Não há pergunta mais crônica no dia-a-dia de um cronista do que a pergunta “O que é uma crônica?”. Ora, a tentação é responder como Gertrude Stein, em sua famosa frase reticente: “Uma rosa é uma rosa é uma rosa”. É só colocar “crônica” no lugar de “rosa”.

Como, aliás, fez um dia Carlos Drummond de Andrade, dublê de poeta imortal e de cronista perecível. Fernando Sabino, mestre do gênero, defendia a descontraída senhora dos que insistiam em rotulá-la como uma espécie de literatura auxiliar.

Afinal, uma boa crônica tanto pode ter a brevidade da história curta, como a eternidade de um miniconto de Jorge Luís Borges. Depende da “idéia” e da “roupa” com que ela se apresenta.

No fundo, tudo começa com uma palavra, a primeira. A maior crônica que se conhece, começa assim: “No princípio, era o verbo”...

Claro, só o verbo não basta. Precisamos também do sujeito, do predicado, dos complementos. E de algum suor bíblico. Segundo o escritor e dicionarista inglês do século 18, Samuel Johnson, “o que é escrito sem esforço é lido sem prazer”.

Por isso, o escritor de crônica, poesia ou romance precisa sofrer um pouco. Mas precisa também se divertir um pouco. Ou escrever deixaria de ser um exercício de criação para se tornar um “cilício”. Aquele “castigo” que os fundamentalistas islâmicos até hoje se auto-infligem, chicoteando-se - ou o que é pior, chicoteando os leitores.

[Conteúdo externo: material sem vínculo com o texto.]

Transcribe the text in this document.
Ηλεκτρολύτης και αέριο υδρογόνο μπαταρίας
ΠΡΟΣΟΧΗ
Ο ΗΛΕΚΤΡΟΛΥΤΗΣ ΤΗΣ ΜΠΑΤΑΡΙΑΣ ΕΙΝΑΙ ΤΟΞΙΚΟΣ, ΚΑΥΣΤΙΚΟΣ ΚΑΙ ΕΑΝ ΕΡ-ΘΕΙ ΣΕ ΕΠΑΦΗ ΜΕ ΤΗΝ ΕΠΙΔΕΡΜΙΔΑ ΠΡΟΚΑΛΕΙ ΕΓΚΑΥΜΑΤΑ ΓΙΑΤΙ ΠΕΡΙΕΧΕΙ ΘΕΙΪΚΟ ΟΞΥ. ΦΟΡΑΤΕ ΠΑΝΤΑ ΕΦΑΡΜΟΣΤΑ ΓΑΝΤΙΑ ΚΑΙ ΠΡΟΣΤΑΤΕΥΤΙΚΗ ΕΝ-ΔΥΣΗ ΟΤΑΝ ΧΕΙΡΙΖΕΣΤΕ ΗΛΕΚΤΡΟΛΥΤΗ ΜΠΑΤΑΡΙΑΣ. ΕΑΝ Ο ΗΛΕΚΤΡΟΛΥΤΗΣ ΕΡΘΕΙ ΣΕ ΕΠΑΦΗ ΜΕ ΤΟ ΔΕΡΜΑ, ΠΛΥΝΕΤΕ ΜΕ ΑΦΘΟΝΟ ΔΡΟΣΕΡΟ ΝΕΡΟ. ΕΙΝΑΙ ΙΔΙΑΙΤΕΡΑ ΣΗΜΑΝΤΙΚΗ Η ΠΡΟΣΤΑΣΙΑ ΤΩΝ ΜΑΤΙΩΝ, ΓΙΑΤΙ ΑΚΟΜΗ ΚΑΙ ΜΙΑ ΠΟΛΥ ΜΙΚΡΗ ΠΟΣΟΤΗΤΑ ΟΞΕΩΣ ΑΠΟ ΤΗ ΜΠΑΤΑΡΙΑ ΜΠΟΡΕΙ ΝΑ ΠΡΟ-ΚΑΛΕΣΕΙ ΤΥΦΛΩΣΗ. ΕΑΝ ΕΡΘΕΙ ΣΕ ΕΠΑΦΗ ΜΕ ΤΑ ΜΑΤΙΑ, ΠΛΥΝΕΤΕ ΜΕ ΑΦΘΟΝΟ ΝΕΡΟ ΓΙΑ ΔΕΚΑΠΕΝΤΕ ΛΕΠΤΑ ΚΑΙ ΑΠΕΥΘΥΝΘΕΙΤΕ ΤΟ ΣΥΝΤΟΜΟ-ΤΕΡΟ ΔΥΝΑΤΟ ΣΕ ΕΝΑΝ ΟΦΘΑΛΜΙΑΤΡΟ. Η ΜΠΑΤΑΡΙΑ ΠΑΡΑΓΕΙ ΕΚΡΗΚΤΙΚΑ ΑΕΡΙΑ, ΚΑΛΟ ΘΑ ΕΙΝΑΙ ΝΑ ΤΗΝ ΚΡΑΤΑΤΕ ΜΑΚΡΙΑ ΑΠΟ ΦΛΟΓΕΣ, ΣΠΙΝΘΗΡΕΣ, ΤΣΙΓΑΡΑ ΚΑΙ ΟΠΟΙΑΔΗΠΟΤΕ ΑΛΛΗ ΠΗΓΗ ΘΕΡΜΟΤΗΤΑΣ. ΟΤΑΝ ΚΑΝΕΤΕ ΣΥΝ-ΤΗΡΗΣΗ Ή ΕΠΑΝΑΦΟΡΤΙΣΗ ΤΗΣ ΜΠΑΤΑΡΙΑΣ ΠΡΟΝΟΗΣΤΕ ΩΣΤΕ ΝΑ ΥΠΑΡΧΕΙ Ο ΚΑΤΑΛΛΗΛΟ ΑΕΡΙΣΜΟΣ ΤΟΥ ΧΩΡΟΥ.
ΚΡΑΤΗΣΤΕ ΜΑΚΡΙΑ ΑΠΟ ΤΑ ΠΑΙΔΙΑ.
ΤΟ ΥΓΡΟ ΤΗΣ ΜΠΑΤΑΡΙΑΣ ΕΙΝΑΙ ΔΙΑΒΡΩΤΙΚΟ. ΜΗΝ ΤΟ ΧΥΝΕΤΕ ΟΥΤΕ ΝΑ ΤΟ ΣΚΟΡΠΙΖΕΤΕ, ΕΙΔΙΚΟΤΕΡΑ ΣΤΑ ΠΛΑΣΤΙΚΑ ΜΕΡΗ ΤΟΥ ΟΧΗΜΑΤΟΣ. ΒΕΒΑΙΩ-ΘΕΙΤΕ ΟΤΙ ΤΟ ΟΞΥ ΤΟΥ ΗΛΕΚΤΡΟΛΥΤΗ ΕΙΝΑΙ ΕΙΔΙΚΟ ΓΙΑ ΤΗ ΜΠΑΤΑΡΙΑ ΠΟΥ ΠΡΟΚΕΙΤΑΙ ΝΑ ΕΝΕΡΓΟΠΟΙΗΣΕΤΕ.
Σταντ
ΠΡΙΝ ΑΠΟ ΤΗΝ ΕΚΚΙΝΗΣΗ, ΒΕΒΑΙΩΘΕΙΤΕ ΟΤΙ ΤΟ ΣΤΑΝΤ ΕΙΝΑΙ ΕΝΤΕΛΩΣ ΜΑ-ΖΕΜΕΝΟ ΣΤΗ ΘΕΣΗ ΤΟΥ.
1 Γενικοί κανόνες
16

Menos dramático, o jornalista e escritor Sinclair Lewis, autor de pelo menos um grande romance (“Babbit”,1922), primeiro americano a ganhar um Nobel de Literatura em 1930, concedia:

- Escrever é simples. É a arte de sentar-se numa cadeira. E ali manter o rabo por meses.

Quer dizer: se o “assento” não produzir um bom “assunto”, pelo menos assegura ao escritor um belo broto de hemorróidas...

Crônica é o “descompromisso”é o coloquial literário, aquele recadinho que calha assim em 50 linhas. É um Lero-lero livre e “desinteresseiro”, embora se diga que o nosso primeiro cronista, Pero Vaz de Caminha, não tenha deixado de, logo na primeira “crônica”, pedir um favor ao Rei D. Manuel. Naquela carta em que o escrivão descreveu o encontro das culturas e até a “peladinha” das índias, achou um jeitinho de encaixar um pedido “nepotista”:

- Não poderia o senhor, Meu Rei, perdoar meu sobrinho Jorge Ozouro, que foi desterrado para a Guiné, por ter-se apropriado daquilo que próprio não lhe era?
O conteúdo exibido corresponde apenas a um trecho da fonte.